The new measures were formalized through Administrative Order DDEC 2026‑002, signed by DDEC Secretary Sebastián Negrón Reichard. According to the agency, the order responds to growing questions and concerns regarding the eligibility of certain investments and seeks to establish clearer parameters for administering and deploying private capital within Puerto Rico’s economy.
Developed in coordination with the Office of the Commissioner of Financial Institutions and the Treasury Department, the guidelines are designed to strengthen transparency, consistency, and the overall effectiveness of the program while safeguarding the financial integrity of the funds and maximizing their economic impact.
Private capital funds play a key role in Puerto Rico’s economic development strategy by providing accredited investors with a vehicle to channel capital into companies operating on the island. In return, investors may claim tax deductions for contributions used to finance industrial or commercial activity. However, DDEC identified gaps in definitions and operational criteria that, while legally permissible, could result in investments lacking meaningful economic impact.
To address this, the order introduces detailed definitions for three types of entities: The first is private entities or businesses engaged directly in economic activity in Puerto Rico, generating at least 80% of their income from real commercial operations with employees, facilities, or assets on the island. Only investments in active entities qualify for tax incentive purposes.
The second are passive entities, which earn income primarily from financial returns -- such as dividends, interest, royalties, rent, or capital gains -- and do not generate direct economic activity in Puerto Rico. Although funds may invest in passive entities, such investments do not qualify for tax incentives.
A third category is mixed entities, which combine active and passive activities. They may qualify for incentives only when at least 80% of their income is derived from active economic operations.

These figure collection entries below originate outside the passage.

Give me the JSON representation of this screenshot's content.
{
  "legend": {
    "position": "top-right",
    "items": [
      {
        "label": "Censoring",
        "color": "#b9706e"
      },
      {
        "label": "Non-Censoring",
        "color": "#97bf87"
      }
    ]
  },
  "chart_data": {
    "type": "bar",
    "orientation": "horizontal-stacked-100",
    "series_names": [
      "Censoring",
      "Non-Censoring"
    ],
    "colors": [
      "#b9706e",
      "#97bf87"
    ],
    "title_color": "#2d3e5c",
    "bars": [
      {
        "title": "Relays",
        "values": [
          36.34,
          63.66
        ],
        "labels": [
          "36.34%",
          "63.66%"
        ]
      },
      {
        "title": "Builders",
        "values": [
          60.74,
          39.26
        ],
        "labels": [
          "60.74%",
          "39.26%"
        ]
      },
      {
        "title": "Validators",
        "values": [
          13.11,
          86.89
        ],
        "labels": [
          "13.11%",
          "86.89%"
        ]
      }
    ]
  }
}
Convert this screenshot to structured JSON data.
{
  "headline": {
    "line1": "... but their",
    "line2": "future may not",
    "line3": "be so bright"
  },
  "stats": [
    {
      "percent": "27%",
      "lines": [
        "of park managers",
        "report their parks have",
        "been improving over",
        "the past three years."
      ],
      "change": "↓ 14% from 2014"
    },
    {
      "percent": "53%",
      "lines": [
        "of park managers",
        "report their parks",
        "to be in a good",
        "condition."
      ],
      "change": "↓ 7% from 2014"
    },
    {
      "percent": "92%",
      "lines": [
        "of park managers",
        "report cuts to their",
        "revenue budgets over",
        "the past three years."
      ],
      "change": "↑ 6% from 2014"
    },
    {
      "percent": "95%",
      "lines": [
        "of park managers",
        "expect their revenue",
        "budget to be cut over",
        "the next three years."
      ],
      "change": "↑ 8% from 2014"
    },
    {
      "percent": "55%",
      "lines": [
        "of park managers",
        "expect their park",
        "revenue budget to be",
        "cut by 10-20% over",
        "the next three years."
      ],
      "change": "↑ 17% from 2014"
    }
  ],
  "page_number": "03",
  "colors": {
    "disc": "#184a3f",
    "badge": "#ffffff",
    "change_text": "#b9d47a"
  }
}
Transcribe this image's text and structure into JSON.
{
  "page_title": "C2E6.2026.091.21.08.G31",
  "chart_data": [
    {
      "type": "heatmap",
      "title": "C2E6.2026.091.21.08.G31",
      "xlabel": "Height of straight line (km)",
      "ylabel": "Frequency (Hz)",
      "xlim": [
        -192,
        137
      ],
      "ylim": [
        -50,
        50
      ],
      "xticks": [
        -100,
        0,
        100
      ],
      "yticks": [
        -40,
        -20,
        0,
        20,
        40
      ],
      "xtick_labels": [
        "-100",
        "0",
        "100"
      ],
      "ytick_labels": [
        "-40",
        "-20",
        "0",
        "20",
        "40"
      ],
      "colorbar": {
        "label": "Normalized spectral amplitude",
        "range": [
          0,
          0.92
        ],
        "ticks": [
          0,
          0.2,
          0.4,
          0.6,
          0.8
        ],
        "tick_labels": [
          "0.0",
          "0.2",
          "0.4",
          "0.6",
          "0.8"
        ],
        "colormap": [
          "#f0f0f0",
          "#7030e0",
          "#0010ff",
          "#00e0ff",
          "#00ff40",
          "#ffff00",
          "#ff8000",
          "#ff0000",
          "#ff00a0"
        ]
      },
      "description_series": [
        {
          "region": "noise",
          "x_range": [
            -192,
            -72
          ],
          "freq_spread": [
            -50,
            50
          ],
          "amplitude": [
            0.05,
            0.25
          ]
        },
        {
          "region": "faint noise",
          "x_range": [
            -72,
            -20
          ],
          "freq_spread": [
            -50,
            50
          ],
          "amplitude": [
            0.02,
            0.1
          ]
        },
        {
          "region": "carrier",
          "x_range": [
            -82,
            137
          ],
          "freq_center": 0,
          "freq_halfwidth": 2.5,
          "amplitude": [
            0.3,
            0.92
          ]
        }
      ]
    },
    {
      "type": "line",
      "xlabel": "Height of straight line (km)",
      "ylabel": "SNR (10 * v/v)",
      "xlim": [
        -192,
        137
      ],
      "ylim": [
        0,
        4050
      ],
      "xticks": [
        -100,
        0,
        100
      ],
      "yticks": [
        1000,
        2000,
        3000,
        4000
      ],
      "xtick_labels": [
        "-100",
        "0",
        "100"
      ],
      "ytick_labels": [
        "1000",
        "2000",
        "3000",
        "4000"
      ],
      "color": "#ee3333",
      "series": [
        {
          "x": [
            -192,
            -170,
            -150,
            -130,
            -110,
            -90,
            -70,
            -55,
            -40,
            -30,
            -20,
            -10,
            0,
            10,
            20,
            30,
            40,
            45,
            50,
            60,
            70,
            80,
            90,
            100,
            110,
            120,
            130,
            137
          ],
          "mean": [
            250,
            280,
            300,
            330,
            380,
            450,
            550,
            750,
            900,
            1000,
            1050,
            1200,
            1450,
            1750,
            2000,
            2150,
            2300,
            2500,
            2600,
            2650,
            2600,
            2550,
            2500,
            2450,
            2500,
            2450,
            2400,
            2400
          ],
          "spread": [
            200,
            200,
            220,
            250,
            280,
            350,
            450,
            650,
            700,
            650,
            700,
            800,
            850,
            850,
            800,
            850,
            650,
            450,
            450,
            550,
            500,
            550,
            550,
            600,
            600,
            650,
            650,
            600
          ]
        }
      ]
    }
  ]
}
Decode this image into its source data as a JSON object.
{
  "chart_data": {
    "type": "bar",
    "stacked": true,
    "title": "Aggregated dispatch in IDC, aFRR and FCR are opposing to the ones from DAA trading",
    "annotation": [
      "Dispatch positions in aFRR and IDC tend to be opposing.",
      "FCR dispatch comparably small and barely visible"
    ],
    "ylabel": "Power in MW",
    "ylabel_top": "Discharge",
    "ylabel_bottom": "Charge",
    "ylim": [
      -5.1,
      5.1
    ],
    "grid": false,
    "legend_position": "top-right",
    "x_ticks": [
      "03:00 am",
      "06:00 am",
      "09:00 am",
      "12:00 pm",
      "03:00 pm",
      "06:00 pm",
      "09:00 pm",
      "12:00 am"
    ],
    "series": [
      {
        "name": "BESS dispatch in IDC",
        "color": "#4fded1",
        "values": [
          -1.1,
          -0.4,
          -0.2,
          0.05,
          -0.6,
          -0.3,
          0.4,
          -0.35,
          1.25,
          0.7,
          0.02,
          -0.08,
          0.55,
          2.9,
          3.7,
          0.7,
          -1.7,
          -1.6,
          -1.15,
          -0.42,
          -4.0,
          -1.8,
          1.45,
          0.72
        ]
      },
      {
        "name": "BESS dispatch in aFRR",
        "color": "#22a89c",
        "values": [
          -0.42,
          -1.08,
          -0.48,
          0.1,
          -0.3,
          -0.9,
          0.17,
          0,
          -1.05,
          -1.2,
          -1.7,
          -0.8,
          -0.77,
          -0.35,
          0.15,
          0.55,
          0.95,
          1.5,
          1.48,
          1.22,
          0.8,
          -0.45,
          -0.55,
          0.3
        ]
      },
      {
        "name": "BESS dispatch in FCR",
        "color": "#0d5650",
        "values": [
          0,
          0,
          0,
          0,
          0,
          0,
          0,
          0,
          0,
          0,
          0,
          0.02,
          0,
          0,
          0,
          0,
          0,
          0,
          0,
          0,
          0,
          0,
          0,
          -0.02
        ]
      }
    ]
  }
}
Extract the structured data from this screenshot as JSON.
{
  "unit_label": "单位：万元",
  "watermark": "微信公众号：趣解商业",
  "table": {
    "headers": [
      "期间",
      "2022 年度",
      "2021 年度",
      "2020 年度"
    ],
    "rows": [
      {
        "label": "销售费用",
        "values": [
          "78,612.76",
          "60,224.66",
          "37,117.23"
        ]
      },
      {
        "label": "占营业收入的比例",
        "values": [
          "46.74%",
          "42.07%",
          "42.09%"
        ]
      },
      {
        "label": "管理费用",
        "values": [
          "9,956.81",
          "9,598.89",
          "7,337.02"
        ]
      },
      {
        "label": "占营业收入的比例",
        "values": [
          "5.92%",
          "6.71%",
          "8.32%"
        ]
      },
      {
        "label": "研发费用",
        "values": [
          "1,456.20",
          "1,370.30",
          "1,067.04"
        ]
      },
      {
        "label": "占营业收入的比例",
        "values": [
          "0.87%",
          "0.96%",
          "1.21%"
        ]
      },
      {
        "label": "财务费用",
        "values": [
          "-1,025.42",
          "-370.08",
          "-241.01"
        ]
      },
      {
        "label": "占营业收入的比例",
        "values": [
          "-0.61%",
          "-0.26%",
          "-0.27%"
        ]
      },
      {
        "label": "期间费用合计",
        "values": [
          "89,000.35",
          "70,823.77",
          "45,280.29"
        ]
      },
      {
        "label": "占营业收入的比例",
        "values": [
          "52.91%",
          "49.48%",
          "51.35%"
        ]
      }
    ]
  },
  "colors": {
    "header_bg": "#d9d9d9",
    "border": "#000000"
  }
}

For the first time, the government has created explicit criteria to determine whether a fund’s investment genuinely promotes business activity, limiting incentives strictly to investments in active or qualifying mixed entities.
Another major component of the order is the prevention of “capital recycling” -- a practice in which investors contribute capital to a fund only for those same resources to flow back into companies they already control, without creating new economic activity.
Under the new rules, private capital funds generally may not invest in entities linked to any investor holding 20% or more of the fund, unless the investment is directed toward new business activity, significant expansion or job creation.